According to one research service, there’s big money here, with the smart cities market growing to more than $1.2 trillion annually by 2019.
But what’s a smart city? A lot of things, actually, revolving around a continuum of interconnected intelligent devices – the “Internet of Things” – to save energy, reduce congestion, trim emissions and cut consumption of scarce resources, while arming citizens with information to make good decisions.
ABB is part of this effort, from helping keep public and private electric-vehicle transport moving smoothly, creating energy efficient homes and offices that communicate with the power grid as well as boosting Internet access in places where it’s a major challenge.
In Venice, for example, the Italian city famous for its 150-odd canals commissioned an ABB Tropos wireless broadband network. It’s free for residents and businesses; roughly 22 million tourists who visit every year can get online for a small fee.
If you visited St. Mark’s Square or crossed the Rialto and somehow missed the 200 wireless routers installed across Venice’s picturesque islands, that’s the point: They’re tucked away in discreet enclosures, so they don’t distract from the city’s charms that have earned it distinction as a UNESCO World Heritage Site.
“We’re seeing a lot of developments in Europe, driven by the municipalities as well as by utilities, addressing more intelligent solutions in the areas of energy, transportation and other public services, usually backed up by communication systems and much more and better information,” said Jochen Kreusel, Head of ABB’s Smart Grids Industry Sector Initiative.
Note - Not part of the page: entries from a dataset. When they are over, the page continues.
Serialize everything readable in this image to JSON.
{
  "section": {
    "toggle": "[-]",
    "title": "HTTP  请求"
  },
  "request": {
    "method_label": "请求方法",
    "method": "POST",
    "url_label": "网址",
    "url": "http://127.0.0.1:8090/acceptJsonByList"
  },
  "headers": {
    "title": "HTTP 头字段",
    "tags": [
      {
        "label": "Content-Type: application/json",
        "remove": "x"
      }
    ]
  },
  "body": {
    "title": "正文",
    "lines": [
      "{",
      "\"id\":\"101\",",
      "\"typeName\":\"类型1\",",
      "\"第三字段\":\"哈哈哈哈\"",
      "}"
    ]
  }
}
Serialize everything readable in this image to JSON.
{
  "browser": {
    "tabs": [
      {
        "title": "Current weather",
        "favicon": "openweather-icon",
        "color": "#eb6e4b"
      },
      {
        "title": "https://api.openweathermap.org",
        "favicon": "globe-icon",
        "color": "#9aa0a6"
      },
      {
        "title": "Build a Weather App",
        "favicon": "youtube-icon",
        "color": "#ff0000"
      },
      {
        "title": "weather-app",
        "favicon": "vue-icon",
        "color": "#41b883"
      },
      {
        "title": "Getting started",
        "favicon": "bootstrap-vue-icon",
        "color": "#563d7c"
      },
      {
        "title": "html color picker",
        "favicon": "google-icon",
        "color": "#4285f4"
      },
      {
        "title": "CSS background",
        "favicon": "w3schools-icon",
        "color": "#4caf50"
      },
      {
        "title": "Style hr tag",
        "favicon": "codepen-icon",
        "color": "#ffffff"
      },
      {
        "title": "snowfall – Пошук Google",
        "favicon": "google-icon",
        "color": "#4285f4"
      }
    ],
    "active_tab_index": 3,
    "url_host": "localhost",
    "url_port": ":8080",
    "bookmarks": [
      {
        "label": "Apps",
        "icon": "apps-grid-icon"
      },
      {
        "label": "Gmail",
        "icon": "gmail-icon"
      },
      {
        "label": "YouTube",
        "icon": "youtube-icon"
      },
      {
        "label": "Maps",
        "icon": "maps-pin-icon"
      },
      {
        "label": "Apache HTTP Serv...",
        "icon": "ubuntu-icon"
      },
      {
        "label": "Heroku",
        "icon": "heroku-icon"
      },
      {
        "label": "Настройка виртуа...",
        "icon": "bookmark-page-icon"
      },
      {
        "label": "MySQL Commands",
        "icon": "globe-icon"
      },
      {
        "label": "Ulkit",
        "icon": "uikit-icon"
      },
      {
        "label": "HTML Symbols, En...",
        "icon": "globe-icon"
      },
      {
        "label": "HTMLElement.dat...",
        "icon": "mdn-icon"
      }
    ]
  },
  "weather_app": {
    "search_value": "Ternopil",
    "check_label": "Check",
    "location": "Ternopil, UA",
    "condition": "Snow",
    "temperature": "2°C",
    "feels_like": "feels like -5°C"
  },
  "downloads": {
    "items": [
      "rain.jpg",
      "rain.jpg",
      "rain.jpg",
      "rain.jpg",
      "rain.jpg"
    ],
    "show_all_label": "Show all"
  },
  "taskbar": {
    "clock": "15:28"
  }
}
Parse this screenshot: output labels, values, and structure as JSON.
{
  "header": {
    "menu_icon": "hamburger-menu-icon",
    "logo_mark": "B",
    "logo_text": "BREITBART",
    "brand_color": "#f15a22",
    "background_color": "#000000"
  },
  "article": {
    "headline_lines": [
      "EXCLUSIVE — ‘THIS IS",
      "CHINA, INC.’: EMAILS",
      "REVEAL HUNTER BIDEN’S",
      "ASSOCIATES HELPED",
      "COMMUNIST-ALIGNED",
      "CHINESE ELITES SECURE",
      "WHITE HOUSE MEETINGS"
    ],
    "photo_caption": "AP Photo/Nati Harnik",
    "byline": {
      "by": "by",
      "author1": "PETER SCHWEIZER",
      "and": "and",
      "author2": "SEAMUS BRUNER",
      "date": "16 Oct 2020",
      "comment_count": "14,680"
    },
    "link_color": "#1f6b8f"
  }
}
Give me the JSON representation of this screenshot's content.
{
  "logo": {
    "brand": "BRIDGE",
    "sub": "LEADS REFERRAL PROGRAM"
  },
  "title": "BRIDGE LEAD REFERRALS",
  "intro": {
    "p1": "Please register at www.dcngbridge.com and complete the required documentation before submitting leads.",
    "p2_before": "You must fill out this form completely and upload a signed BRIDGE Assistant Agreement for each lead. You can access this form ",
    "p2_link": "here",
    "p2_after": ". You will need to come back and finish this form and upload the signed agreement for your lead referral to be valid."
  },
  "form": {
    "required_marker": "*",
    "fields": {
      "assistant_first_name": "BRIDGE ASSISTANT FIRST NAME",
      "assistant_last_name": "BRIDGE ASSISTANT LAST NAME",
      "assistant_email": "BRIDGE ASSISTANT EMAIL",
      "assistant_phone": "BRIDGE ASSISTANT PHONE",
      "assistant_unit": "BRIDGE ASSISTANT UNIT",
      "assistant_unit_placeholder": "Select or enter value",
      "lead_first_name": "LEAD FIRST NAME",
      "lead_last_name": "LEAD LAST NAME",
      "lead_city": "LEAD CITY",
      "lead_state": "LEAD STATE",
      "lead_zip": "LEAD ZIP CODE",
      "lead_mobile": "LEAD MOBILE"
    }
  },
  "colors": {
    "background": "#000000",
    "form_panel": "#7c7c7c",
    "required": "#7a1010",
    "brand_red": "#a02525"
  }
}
(To be sure, ABB Tropos routers aren’t just in Europe, with Phoenix, Arizona, using them to direct traffic – and save more than $200,000 annually.)
Similarly, ABB technology is deployed in the Netherlands and Estonia to create a seamless network of fast-charging stations for electric vehicles, or EVs. In Tallinn alone, there are 27 sites where drivers can replenish their EVs’ batteries in about 30 minutes, about enough time, by the way, to enjoy a refreshing Kali, the national soft drink known as “Estonia’s Coca Cola.”
In Geneva, Switzerland, ABB is a partner on an electric bus that operates without overhead lines and recharges at stops in a mere 15 seconds, the time it takes to let passengers on and off.
And in Helsinki, Finland, ABB is working to create a smart power grid for the new Kalasatama district, where technology will help lower consumption and emissions including through the integration of renewable electricity, energy storage and by employing home and building automation.
Who says the Old World can’t teach itself new tricks?